A drastic reduction in the number of publishers, imprints and bookstores began more than decade ago, as the government put in place currency controls, rules about the distribution of school textbooks and import restrictions.
Though economic activity enjoyed a slight recovery in 2021 and 2022 as the government eased currency controls, leading many to use dollars instead of the hugely-devalued bolivar, the respite was brief, with inflation reaching 398% year-on-year in July.
A decade ago the country’s bookseller and publisher guild had 110 members, said its president Julio Mazparrote. That number has dwindled to 25.
Many book shops in the capital Caracas now have limited offerings, mostly secondhand, and customer numbers are low.
“What little money people have goes to food,” said Mazparrote, 54, who inherited a small textbook publisher from his father, which he runs out of two-story house in western Caracas. “The crux is there is no money.”
Resurgent inflation is devouring the income of many Venezuelans, making basic staples like food and medicine prohibitively expensive even for those with access to dollars.

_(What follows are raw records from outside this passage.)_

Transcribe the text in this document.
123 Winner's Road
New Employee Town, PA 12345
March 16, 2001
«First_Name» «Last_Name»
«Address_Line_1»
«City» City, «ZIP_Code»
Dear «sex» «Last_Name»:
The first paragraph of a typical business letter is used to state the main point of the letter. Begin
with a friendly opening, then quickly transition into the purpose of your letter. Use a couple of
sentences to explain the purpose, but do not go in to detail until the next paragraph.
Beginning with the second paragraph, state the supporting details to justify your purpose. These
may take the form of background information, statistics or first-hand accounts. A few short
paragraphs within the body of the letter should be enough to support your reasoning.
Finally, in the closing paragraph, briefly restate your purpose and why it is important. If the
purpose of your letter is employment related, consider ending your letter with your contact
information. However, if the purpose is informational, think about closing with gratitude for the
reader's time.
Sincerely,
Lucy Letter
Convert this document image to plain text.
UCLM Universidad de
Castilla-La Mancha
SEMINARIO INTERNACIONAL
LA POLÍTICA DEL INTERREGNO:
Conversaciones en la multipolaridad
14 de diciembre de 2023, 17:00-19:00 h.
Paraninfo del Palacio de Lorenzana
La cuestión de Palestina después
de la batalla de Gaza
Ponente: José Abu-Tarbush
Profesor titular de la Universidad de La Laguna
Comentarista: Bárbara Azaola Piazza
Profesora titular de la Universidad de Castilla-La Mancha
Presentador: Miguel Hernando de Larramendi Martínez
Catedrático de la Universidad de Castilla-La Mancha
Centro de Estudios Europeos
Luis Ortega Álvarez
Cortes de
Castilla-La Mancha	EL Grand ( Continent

Textbook publishers like Mazparrote were among the first to suffer a major blow, when the education ministry in 2011 limited use of textbooks from private publishers in public schools, which had represented some 80% of their business. The government has not printed textbooks since 2018.
Of the 25 textbook publishers that existed 13 years ago, only eight remain, Mazparrote said.
The education and communications ministries did not respond to requests for comment.
The migration of some 7.3 million Venezuelans has helped alleviate the shortage of books, as those emigrating look to give away or sell texts.
“The exodus of people who have left the country… means books are on offer,” said Romulo Castellanos, 50, who runs bookstore Gran Pulperia de Libros Venezolanos in the north of the capital. He sells used books for between $1 and $3.
The monthly minimum wage is equivalent to about $5.
Though sales have dwindled, “thank God we’ve been able to survive and surf the wave,” said Castellanos.
Bibliophiles without funds have hope thanks to one man – Francisco Suarez, 60, who runs a small shop in central Caracas.
“If I need to give it away, that’s no problem,” said Suarez, who often leaves books in his local sports center and at plazas nearby and hands out texts by Miguel de Cervantes or poet Miguel Hernandez on the bus.
“If someone says they don’t have the money, I’ll give it to them,” he said. “Books are magic.”